Jaszek, 66, of South Hadley, was arrested in August 2018 on two counts of statutory rape of a child, two counts of aggravated rape of a child (five-year age difference) and aggravated indecent assault and battery on a child under 14.
The alleged victim said she kept mum about the incident for years because she felt ashamed to speak up. She added that while the abuse was taking place, Jaszek told her that if she told her mother, who at the time was being treated for cancer, that she would die and be angry at her as she passed.
Jaszek’s attorney, Kenneth Anderson, began his cross-examination Monday by questioning the credibility of the alleged victim who has a known history of mental illness that she has sought treatment for at Saint Vincent Hospital. Her mental health history includes continued self-harm that preceded the alleged sexual abuse, obsessive-compulsive disorder, as well as “derealization” and “flashbacks,” two disorders that make it hard for her to parse out what’s real and what’s not.

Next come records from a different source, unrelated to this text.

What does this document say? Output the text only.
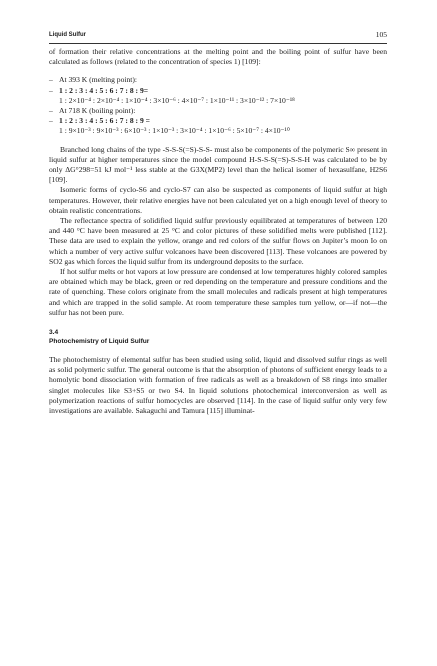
Liquid Sulfur	105

of formation their relative concentrations at the melting point and the boiling point of sulfur have been calculated as follows (related to the concentration of species 1) [109]:

– At 393 K (melting point):
– 1 : 2 : 3 : 4 : 5 : 6 : 7 : 8 : 9=
1 : 2×10⁻⁴ : 2×10⁻⁴ : 1×10⁻⁴ : 3×10⁻⁶ : 4×10⁻⁷ : 1×10⁻¹¹ : 3×10⁻¹² : 7×10⁻¹⁸
– At 718 K (boiling point):
– 1 : 2 : 3 : 4 : 5 : 6 : 7 : 8 : 9 =
1 : 9×10⁻³ : 9×10⁻³ : 6×10⁻³ : 1×10⁻³ : 3×10⁻⁴ : 1×10⁻⁶ : 5×10⁻⁷ : 4×10⁻¹⁰

Branched long chains of the type -S-S-S(=S)-S-S- must also be components of the polymeric S∞ present in liquid sulfur at higher temperatures since the model compound H-S-S-S(=S)-S-S-H was calculated to be by only ΔG°298=51 kJ mol⁻¹ less stable at the G3X(MP2) level than the helical isomer of hexasulfane, H2S6 [109].

Isomeric forms of cyclo-S6 and cyclo-S7 can also be suspected as components of liquid sulfur at high temperatures. However, their relative energies have not been calculated yet on a high enough level of theory to obtain realistic concentrations.

The reflectance spectra of solidified liquid sulfur previously equilibrated at temperatures of between 120 and 440 °C have been measured at 25 °C and color pictures of these solidified melts were published [112]. These data are used to explain the yellow, orange and red colors of the sulfur flows on Jupiter’s moon Io on which a number of very active sulfur volcanoes have been discovered [113]. These volcanoes are powered by SO2 gas which forces the liquid sulfur from its underground deposits to the surface.

If hot sulfur melts or hot vapors at low pressure are condensed at low temperatures highly colored samples are obtained which may be black, green or red depending on the temperature and pressure conditions and the rate of quenching. These colors originate from the small molecules and radicals present at high temperatures and which are trapped in the solid sample. At room temperature these samples turn yellow, or—if not—the sulfur has not been pure.

3.4
Photochemistry of Liquid Sulfur

The photochemistry of elemental sulfur has been studied using solid, liquid and dissolved sulfur rings as well as solid polymeric sulfur. The general outcome is that the absorption of photons of sufficient energy leads to a homolytic bond dissociation with formation of free radicals as well as a breakdown of S8 rings into smaller singlet molecules like S3+S5 or two S4. In liquid solutions photochemical interconversion as well as polymerization reactions of sulfur homocycles are observed [114]. In the case of liquid sulfur only very few investigations are available. Sakaguchi and Tamura [115] illuminat-
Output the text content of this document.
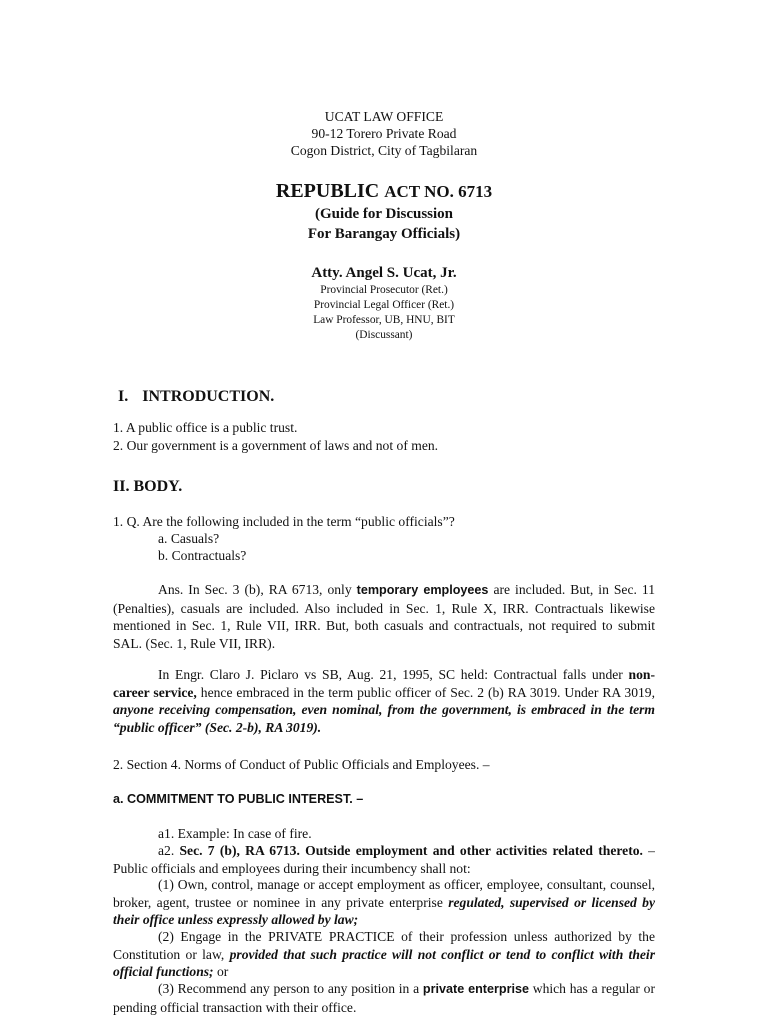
UCAT LAW OFFICE
90-12 Torero Private Road
Cogon District, City of Tagbilaran
REPUBLIC ACT NO. 6713
(Guide for Discussion
For Barangay Officials)
Atty. Angel S. Ucat, Jr.
Provincial Prosecutor (Ret.)
Provincial Legal Officer (Ret.)
Law Professor, UB, HNU, BIT
(Discussant)
I. INTRODUCTION.
1. A public office is a public trust.
2. Our government is a government of laws and not of men.
II. BODY.
1. Q. Are the following included in the term “public officials”?
a. Casuals?
b. Contractuals?
Ans. In Sec. 3 (b), RA 6713, only temporary employees are included. But, in Sec. 11 (Penalties), casuals are included. Also included in Sec. 1, Rule X, IRR. Contractuals likewise mentioned in Sec. 1, Rule VII, IRR. But, both casuals and contractuals, not required to submit SAL. (Sec. 1, Rule VII, IRR).
In Engr. Claro J. Piclaro vs SB, Aug. 21, 1995, SC held: Contractual falls under non-career service, hence embraced in the term public officer of Sec. 2 (b) RA 3019. Under RA 3019, anyone receiving compensation, even nominal, from the government, is embraced in the term “public officer” (Sec. 2-b), RA 3019).
2. Section 4. Norms of Conduct of Public Officials and Employees. –
a. COMMITMENT TO PUBLIC INTEREST. –
a1. Example: In case of fire.
a2. Sec. 7 (b), RA 6713. Outside employment and other activities related thereto. – Public officials and employees during their incumbency shall not:
(1) Own, control, manage or accept employment as officer, employee, consultant, counsel, broker, agent, trustee or nominee in any private enterprise regulated, supervised or licensed by their office unless expressly allowed by law;
(2) Engage in the PRIVATE PRACTICE of their profession unless authorized by the Constitution or law, provided that such practice will not conflict or tend to conflict with their official functions; or
(3) Recommend any person to any position in a private enterprise which has a regular or pending official transaction with their office.
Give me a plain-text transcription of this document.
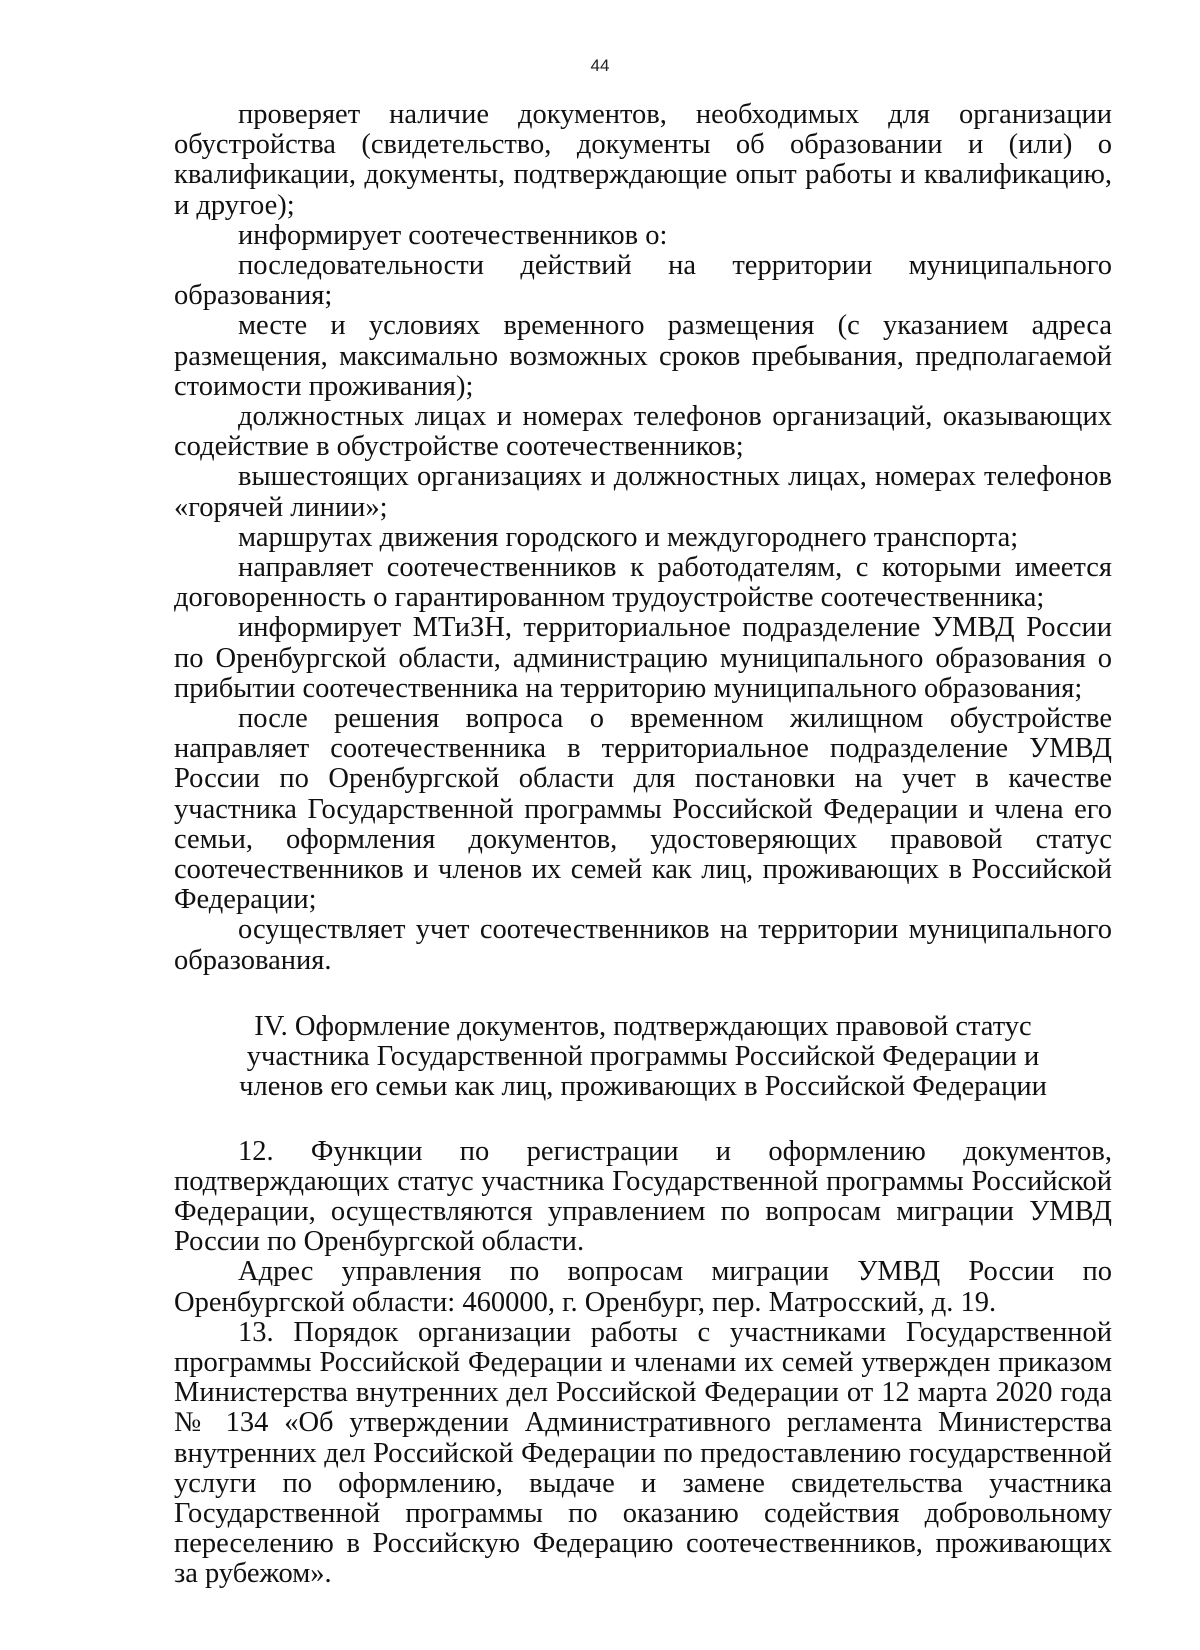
44

проверяет наличие документов, необходимых для организации обустройства (свидетельство, документы об образовании и (или) о квалификации, документы, подтверждающие опыт работы и квалификацию, и другое);

информирует соотечественников о:

последовательности действий на территории муниципального образования;

месте и условиях временного размещения (с указанием адреса размещения, максимально возможных сроков пребывания, предполагаемой стоимости проживания);

должностных лицах и номерах телефонов организаций, оказывающих содействие в обустройстве соотечественников;

вышестоящих организациях и должностных лицах, номерах телефонов «горячей линии»;

маршрутах движения городского и междугороднего транспорта;

направляет соотечественников к работодателям, с которыми имеется договоренность о гарантированном трудоустройстве соотечественника;

информирует МТиЗН, территориальное подразделение УМВД России по Оренбургской области, администрацию муниципального образования о прибытии соотечественника на территорию муниципального образования;

после решения вопроса о временном жилищном обустройстве направляет соотечественника в территориальное подразделение УМВД России по Оренбургской области для постановки на учет в качестве участника Государственной программы Российской Федерации и члена его семьи, оформления документов, удостоверяющих правовой статус соотечественников и членов их семей как лиц, проживающих в Российской Федерации;

осуществляет учет соотечественников на территории муниципального образования.

IV. Оформление документов, подтверждающих правовой статус
участника Государственной программы Российской Федерации и
членов его семьи как лиц, проживающих в Российской Федерации

12. Функции по регистрации и оформлению документов, подтверждающих статус участника Государственной программы Российской Федерации, осуществляются управлением по вопросам миграции УМВД России по Оренбургской области.

Адрес управления по вопросам миграции УМВД России по Оренбургской области: 460000, г. Оренбург, пер. Матросский, д. 19.

13. Порядок организации работы с участниками Государственной программы Российской Федерации и членами их семей утвержден приказом Министерства внутренних дел Российской Федерации от 12 марта 2020 года № 134 «Об утверждении Административного регламента Министерства внутренних дел Российской Федерации по предоставлению государственной услуги по оформлению, выдаче и замене свидетельства участника Государственной программы по оказанию содействия добровольному переселению в Российскую Федерацию соотечественников, проживающих за рубежом».
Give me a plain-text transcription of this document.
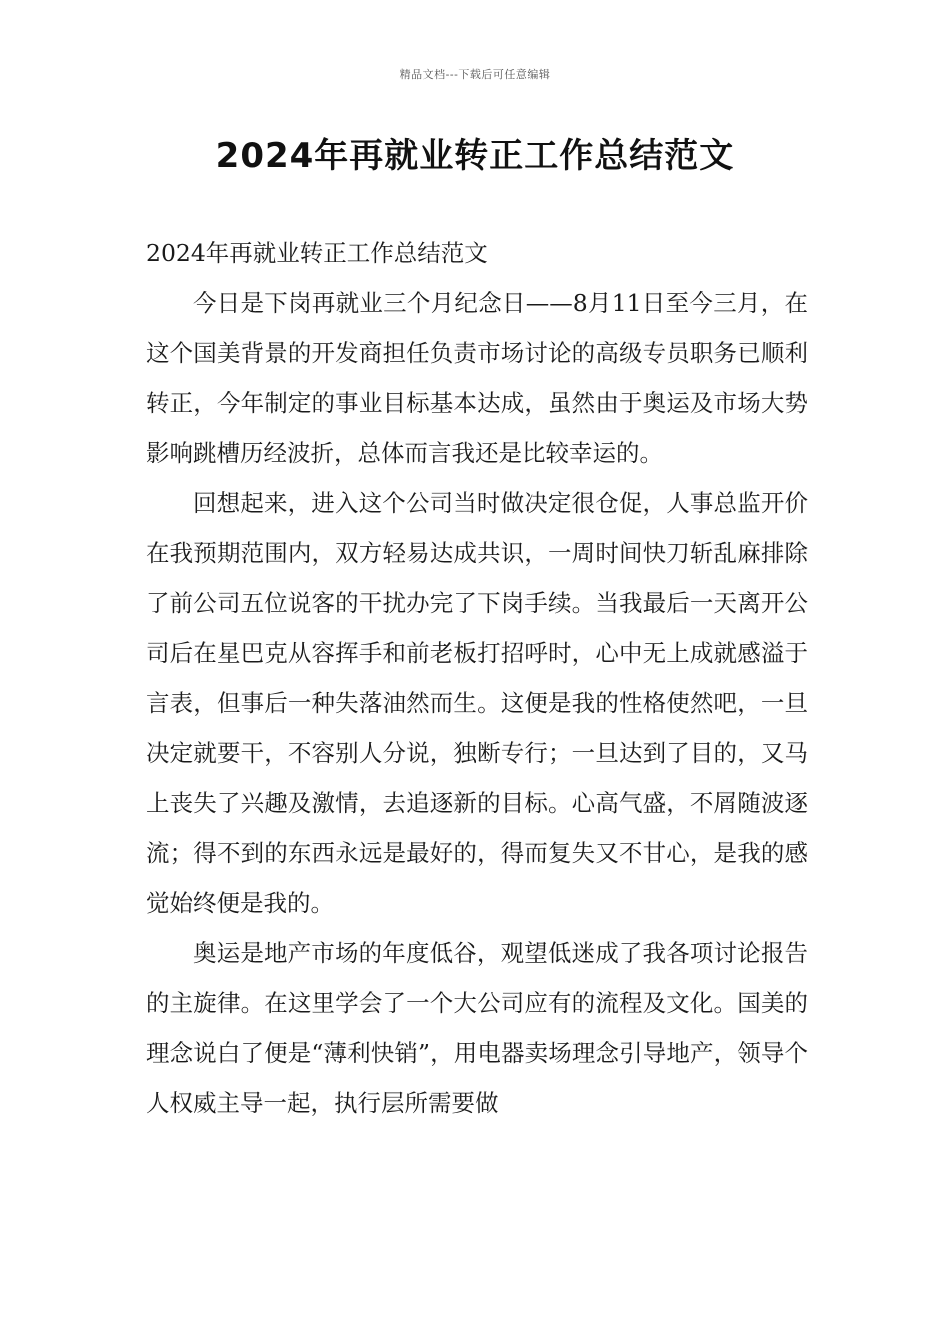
精品文档---下载后可任意编辑
2024年再就业转正工作总结范文

2024年再就业转正工作总结范文

今日是下岗再就业三个月纪念日——8月11日至今三月，在这个国美背景的开发商担任负责市场讨论的高级专员职务已顺利转正，今年制定的事业目标基本达成，虽然由于奥运及市场大势影响跳槽历经波折，总体而言我还是比较幸运的。

回想起来，进入这个公司当时做决定很仓促，人事总监开价在我预期范围内，双方轻易达成共识，一周时间快刀斩乱麻排除了前公司五位说客的干扰办完了下岗手续。当我最后一天离开公司后在星巴克从容挥手和前老板打招呼时，心中无上成就感溢于言表，但事后一种失落油然而生。这便是我的性格使然吧，一旦决定就要干，不容别人分说，独断专行；一旦达到了目的，又马上丧失了兴趣及激情，去追逐新的目标。心高气盛，不屑随波逐流；得不到的东西永远是最好的，得而复失又不甘心，是我的感觉始终便是我的。

奥运是地产市场的年度低谷，观望低迷成了我各项讨论报告的主旋律。在这里学会了一个大公司应有的流程及文化。国美的理念说白了便是“薄利快销”，用电器卖场理念引导地产，领导个人权威主导一起，执行层所需要做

Derealization is a mental state whereby one feels detached from their surroundings and therefore cannot differentiate between what’s real and what isn’t in a conscious state. Conversely – and perhaps confoundingly – the flashbacks she admits to having make it hard for her to determine whether her partially-conscious/partially-subconscious memories are based on actual events or not.
During the second day of the trial on Tuesday, Anderson asked the alleged victim whether she had episodes where things “didn’t feel real,” she replied, “I don’t think so.”
More: Trial of former Auburn elementary music teacher accused of raping student kicks off in Worcester
He then asked whether she told a college counselor that she wished she were a peer who committed suicide on campus.
Anderson then dove into numerous questions about alleged notes she wrote while seeking treatment at Saint Vincent Hospital, where she detailed her inability to control her illusory “flashbacks,” “body memories,” and known incidents of “derealization.”
Assistant District Attorney Matthew Corey then presented three poems titled “Pacify,” “Seal My Lips” and “Nuts,” that the accuser wrote about the alleged abuse in the eighth grade.
When asked what the worst possible outcome would have been if she shared her story earlier on in her life, she replied, “People are going to think that I’m a horrible person and my parents would find out.”
The accuser’s mother was the second person to take the stand. She said that prior to and following the alleged abuse, her daughter was getting Bacillus Calmette-Guerin treatments once a year. The immunotherapy drugs, which are delivered through a catheter directly to the bladder, are generally used for treating early-stage bladder cancer. (The reporting does not indicate whether the victim had bladder cancer, just that she was administered the drug from when she was 10 months old until the spring of 2010).
Her mother then said that the year following the alleged sexual abuse her daughter “flipped out” during the procedure, which she had never done before. The mother added that in order for her daughter to get the drugs administered that year, she had to hold down her chest while two medical personnel held her legs down.
Also on the stand Tuesday was Det. James Lyman Jr. of the Auburn Police Department. He said that when the accuser typed her statements, she was “very timid” and wrote them while seated on the floor in the corner of the room.
Describing the case as “very unique,” Lyman added that he involved the Worcester County District Attorney’s Office in the investigation so a forensic interviewer could question the alleged victim as if she were a child.
Anderson then asked Lyman if he believed that other victims would come forward once the case became public, following that none of them did, saying, “no one else came forward.”
Lyman said “yes, they did,” [come forward] but when asked, told Anderson that none of them went to the grand jury.
Anderson then made a motion to dismiss the case based on the victim’s faulty perceptions, recollections, a lack of physical evidence, and collaborating witnesses.
The judge overseeing the case, William Ritter, denied the motion.
Prior to closing arguments Thursday, Anderson is going to call an expert witness to the stand.